The leading academic geography journals have not published debates in over twenty years. I even did a beancounting project some years ago demonstrating this, that journals like Environment + Planning, Antipode, the Annals of the American Association of Geographers, etc, used to publish grand debates and then around 2000-2005, they all stopped doing that.

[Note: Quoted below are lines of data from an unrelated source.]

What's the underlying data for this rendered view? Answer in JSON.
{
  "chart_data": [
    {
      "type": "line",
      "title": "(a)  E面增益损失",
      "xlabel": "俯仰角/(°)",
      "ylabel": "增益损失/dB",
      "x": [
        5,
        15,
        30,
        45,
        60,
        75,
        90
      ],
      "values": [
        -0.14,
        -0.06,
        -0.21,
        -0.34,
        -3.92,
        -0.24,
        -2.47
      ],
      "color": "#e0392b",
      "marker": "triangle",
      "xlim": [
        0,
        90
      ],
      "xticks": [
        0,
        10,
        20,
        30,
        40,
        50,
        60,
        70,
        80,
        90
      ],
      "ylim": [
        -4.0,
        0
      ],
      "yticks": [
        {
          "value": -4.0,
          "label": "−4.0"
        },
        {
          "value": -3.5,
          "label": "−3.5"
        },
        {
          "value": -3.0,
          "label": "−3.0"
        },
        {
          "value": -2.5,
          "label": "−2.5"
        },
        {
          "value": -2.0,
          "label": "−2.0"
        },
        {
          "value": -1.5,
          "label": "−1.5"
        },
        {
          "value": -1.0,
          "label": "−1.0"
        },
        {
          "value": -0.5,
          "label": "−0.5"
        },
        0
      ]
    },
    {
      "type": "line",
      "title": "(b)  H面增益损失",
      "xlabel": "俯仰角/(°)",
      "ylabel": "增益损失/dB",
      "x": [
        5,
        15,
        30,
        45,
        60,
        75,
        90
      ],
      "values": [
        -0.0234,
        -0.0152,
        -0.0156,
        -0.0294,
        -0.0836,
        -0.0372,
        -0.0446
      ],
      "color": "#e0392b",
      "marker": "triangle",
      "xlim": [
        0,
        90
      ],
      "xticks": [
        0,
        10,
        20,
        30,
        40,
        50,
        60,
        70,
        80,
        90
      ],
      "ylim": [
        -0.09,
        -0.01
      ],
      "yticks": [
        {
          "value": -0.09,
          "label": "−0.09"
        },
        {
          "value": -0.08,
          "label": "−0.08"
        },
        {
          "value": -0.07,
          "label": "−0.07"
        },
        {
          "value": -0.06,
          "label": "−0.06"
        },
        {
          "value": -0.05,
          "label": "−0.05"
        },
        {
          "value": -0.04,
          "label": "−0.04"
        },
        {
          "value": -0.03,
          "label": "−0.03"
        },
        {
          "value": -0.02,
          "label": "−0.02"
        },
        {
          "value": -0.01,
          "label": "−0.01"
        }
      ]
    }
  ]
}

No alternative ecosystem of ideas has been developed. This lack of an intellectual “menu,” of “optionality,” is rather unusual among disciplines. In Poli Sci there’s the Straussians (and other such organized weirdos). In Anthro there’s the archaeologists who just want to dig up bones. In the Humanities there are the people who, this whole time, have just wanted to teach the western canon. In History there are various apologists and revisionists. In most disciplines there’s been an antithesis, however marginal, to the thesis of the times. But not in Geography. At least not lately. (At least one geographer has written a complete book manuscript over the last year or so, articulating an alternative—but the manuscript’s still seeking its proper publisher.)
So academic Geography is doubly weak today, for being overreliant on teaching proletarian computer skills which are in the process of being automated, and for being monolithic and uncreative on the ideological end, a monolith which makes it a natural target for conservatives in power looking to eliminate fields which are openly partisan and hostile.
The figure of the future geographer, by contrast—maybe to be professionally situated in something we’ll call “academia,” or maybe we’ll have some other word on the other side—looks strong to me. Who is this person? This person is a mountaineer, mule-packer, elephant-rider, canoer, fordmaster…a student of grand geomorphological cycles, a seeker after enduring Earth Mysteries…an advocate of a new “populist” environmentalism of culture-making and deep symbolism; of environmentalism as means of new nation-making. The future geographer champions a struggle for (conquest of) a frontier-commons. Hunters and fishers will be the geographers now. The coming geographer seeks out those physical spaces of refuge—James Scott’s “Zomia” of mountain fastnesses, or Ernst Jünger’s “Forest Path” (Waldgang), or the swamps to which a many-headed-hydra of escape artists flee—from which to watch the coming storm within the inner state. AI can’t do it.
The emerging politics will embrace this figure.